The bridge is quiet, as usual. Faint starlight shines down from above - it’s dark, the new moon just a faint white ring in the sky above, the only light from his heavy-duty torch. His supplies go to the side like always, and he picks up a small neat brush for highlights and dips it in white. He pauses to admire his work and allows himself a grin before setting the brush to the wall.

It’s taken so long - months, at this point - but he’s almost finished. Tonight is the last night he’ll have to creep out here to paint, and then he can set foot on the dirt path in the morning and walk under the bridge and see the final finished artwork as the cars whizz by. It sends a burst of warmth through his chest as he highlights the bold oranges and blues, the hints of green and purple, the other colors whirling into the mix.

Months of sneaking out after sunset, grabbing the paint and brushes from the garage, painting until the sun creeps over the horizon and the first early cars come speeding down the highway. Technically it isn’t allowed, but the local police don’t mind the art. They’ve even complimented him a few times when they see him, the comments always accompanied by a wink. As long as they don’t catch him in the act, he’ll be fine, and he doesn’t intend to get caught. Not for this. It’s the largest project he’s ever worked on and definitely the best. He’s proud. 

He stops for a rest, turns off the torch, leans against a dry finished section of wall. It’s tiring, yeah, but it’s worth it, it’s going to be worth it. He gazes at the mural, a figure running across a road trailing forests and cities and ocean waves in beautiful overlapping trails, green and gray and bright cobalt blue. It looks a little bit like him, and he smiles, trying to imagine what it would be like to travel. He’s never been anywhere else, but he’s seen pictures of rolling mountain ranges and golden beaches and turquoise lakes. Maybe one day.

Black creeps at the edges of his vision, and dizziness crowds behind his eyes as he rubs them, yawning. Huh. He must be more tired than he thought. The brush slips from his hand, rolls onto the road, and he groans. He might not be able to finish tonight.

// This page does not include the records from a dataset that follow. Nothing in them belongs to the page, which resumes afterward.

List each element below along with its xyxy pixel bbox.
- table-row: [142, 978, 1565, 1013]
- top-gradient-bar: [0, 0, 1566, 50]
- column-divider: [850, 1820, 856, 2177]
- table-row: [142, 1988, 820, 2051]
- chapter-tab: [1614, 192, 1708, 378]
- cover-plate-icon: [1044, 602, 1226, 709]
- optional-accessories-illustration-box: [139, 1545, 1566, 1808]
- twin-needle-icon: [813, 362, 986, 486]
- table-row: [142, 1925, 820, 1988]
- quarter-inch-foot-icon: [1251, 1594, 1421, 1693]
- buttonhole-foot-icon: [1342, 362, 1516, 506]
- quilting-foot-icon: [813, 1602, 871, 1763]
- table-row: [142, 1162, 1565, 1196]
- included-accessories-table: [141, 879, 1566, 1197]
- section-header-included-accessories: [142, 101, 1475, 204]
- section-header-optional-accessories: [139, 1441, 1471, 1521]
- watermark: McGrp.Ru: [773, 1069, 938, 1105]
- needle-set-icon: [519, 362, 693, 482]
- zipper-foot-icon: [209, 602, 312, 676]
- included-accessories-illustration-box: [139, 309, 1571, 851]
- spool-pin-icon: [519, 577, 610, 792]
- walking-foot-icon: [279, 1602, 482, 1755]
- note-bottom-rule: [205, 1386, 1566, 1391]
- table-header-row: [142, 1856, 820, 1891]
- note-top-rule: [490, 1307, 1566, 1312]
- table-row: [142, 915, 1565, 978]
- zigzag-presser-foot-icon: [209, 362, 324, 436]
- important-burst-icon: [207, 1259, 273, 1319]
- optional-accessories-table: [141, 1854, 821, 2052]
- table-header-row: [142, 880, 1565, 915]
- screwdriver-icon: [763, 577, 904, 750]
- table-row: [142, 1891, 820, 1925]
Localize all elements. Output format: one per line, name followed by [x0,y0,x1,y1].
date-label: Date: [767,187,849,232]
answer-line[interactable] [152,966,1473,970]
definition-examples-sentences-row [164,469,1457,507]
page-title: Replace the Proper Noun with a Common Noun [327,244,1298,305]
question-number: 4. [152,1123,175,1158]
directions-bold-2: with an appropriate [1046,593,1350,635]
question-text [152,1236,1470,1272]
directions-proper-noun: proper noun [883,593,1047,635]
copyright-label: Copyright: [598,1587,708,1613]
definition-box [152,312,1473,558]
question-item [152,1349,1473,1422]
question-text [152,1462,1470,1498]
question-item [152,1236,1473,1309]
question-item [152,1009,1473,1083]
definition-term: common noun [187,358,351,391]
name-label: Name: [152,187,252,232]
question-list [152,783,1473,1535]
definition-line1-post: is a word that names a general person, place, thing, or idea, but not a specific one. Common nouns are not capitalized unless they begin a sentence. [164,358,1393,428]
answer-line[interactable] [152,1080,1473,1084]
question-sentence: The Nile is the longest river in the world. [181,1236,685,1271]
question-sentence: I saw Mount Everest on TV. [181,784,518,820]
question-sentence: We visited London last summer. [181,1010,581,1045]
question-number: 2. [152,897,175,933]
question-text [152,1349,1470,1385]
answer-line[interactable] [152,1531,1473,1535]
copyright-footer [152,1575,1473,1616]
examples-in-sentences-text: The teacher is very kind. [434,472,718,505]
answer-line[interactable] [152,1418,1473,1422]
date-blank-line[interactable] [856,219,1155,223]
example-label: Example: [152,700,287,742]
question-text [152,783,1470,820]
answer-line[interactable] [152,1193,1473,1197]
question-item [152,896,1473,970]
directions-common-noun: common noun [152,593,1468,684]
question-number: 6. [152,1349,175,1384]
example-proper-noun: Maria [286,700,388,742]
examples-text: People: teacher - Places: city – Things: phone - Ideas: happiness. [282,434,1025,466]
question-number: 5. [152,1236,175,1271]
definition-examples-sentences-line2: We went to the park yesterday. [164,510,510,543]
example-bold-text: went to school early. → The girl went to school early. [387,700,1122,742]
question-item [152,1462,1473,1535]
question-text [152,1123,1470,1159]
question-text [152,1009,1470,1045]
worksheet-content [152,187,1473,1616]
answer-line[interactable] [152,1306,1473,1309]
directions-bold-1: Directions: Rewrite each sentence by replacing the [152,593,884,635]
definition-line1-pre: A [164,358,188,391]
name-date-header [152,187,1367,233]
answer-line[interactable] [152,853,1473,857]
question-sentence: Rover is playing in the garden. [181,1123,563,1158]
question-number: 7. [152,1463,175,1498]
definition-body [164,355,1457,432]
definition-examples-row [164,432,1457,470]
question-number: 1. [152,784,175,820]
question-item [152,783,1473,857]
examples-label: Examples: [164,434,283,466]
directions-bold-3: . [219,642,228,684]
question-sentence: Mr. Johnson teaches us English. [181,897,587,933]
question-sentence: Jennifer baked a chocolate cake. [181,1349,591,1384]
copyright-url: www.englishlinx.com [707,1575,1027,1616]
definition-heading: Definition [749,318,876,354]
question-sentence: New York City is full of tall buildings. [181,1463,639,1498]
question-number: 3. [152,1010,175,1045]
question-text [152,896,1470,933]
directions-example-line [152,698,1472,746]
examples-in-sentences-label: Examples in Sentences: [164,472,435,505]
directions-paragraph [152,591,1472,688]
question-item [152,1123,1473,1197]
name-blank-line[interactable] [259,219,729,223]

White is splattered across the road where the paint splashed. He bends to pick up the brush, and his knees buckle, sending him to the ground with a muffled yelp of pain. Agony shoots up his left ankle, sharp and biting, and he closes his eyes, lying there and trying not to make any noise. Tears splash on the ground, and he bites down hard on the sleeve of his jumper to muffle a scream because he can’t risk getting caught. He’s so close, so close to being done-

-and then a light flashes and tyres screech and a car barrels off into the distance and it’s dark, dark, dark, and there’s red streaked across the road, just like paint.